In an interview with To Vima, former Congressman Bruce Morrison, architect of the Immigration Act of 1990 that created the H-1B visa, offers a critical perspective on how the program has evolved—and, in his view, gone astray.
With over a million skilled workers and their families stuck in bureaucratic limbo, Morrison argues for a fundamental realignment: prioritizing green cards over temporary visas to attract and retain global talent while ensuring fairness for American workers.
The rift signals deeper ideological fractures within the Republican party, making the future of the H-1B program—and broader immigration reform—more uncertain.
Let’s start with some context: What was the original intent behind the H-1B visa program, and how has it evolved since its inception?
H-1B is a particular program. It has its reasons for being and it has its pluses and minuses. But the real issue is the immigration of skilled individuals to the United States. And H-1B was never intended to be the main vehicle for people to come to the United States as skilled employees. That role is intended to be filled by green cards. And the fact that every time somebody talks about skilled immigration, they talk about H-1B is really an indication of a total failure of the policy process to focus on what the need is and how it might best be met.
Populist right figures argue the H-1B program has drifted from its original purpose, favoring corporate cost-cutting over fostering innovation. Do you agree with that assessment?
Well, I think that the exploitation claim is correct but the people who are saying that would say it about any immigrant program because they are opposed to immigration generally. I think the problem with H-1B is that it is the wrong tool for the job that is needed. What is needed is people to be able to come and work here and become permanent residents and then citizens based on their skills. Currently there are a million people already waiting in line, and every year we add 150,000 people to that line because of the lack of numbers of green cards available for people to come here and stay based on their skills.
Critics, however, say the H-1B visa is being exploited to displace American workers, particularly in the tech sector. How do you interpret the recent surge in political and public criticism of the H-1B program?
The H-1B program has been abused in a variety of different ways. The most important evidence of that abuse is that there are over a million people waiting for permanent residents based on their employment who came here originally under the H-1B program but are in this endless queue to get what they really want, which is to live and work in the United States in their specialties. And the reason that it looks like that is because for the last 30 years, those who tout the H-1B program, largely the high-tech industry, have not talked about permanent additions to our workforce who would bring skills that we otherwise don’t have or need supplemented, but rather a particular visa program, which is not an immigrant program. It is intended to be temporary, and it has been turned into an indenturing machine. That is one that keeps a large number, we are talking about a million people of which half are workers and half are dependents, who stay tied to their employer, hoping someday, maybe decades from now, that they will be able to get permanent status in the United States.
Donald Trump has campaigned on an “America First” platform. Based on what we know, how do you anticipate his administration will handle the H-1B visa program?

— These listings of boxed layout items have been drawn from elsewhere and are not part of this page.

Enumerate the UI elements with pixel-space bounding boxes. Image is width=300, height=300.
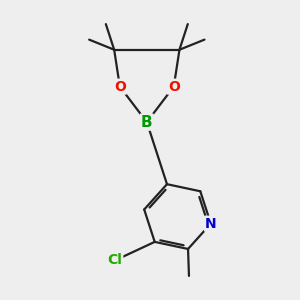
Text: Cl: Cl bbox=[107, 254, 122, 268]
Text: N: N bbox=[205, 217, 217, 231]
Text: B: B bbox=[141, 115, 153, 130]
Text: O: O bbox=[168, 80, 180, 94]
Text: O: O bbox=[114, 80, 126, 94]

Well, I anticipate that he will probably try to please his number one, whatever the right word for this person is, for Elon Musk, who has been calling the tune on a number of things for the past several months. And Donald Trump has mostly been critical of H-1B in the past. But Elon Musk, you know, said H-1B was something we had to have. So, Donald Trump all of a sudden said he loved the program, and he had all his experience with it. Although most reporting suggests he has no experience with H-1B, and he has experience with a different program, which is called H-2B. I think that he is going to do a lot of things in the immigration area that are inconsistent with what he said during the campaign, and touting the H-1B is inconsistent with what he had to say during the campaign. And I won’t be surprised if he supports it, because I think he said a lot of things during the campaign for the purpose of getting votes, not because he was committed to them.
What changes, if any, would you advocate for to make the H-1B program more equitable for both American workers and foreign talent?
Well, the foreign talent wants green cards, and we can’t fix the problem just looking at H-1B. You can only fix the problem if you see the goal as getting people green cards, so that they can stay in the United States as they choose and become citizens. The H-1B will never do that. It doesn’t do that. Therefore, it will be exploited in a variety of ways because the people who are being brought in have the hope and expectation of permanence, and they are being put on an endlessly temporary visa.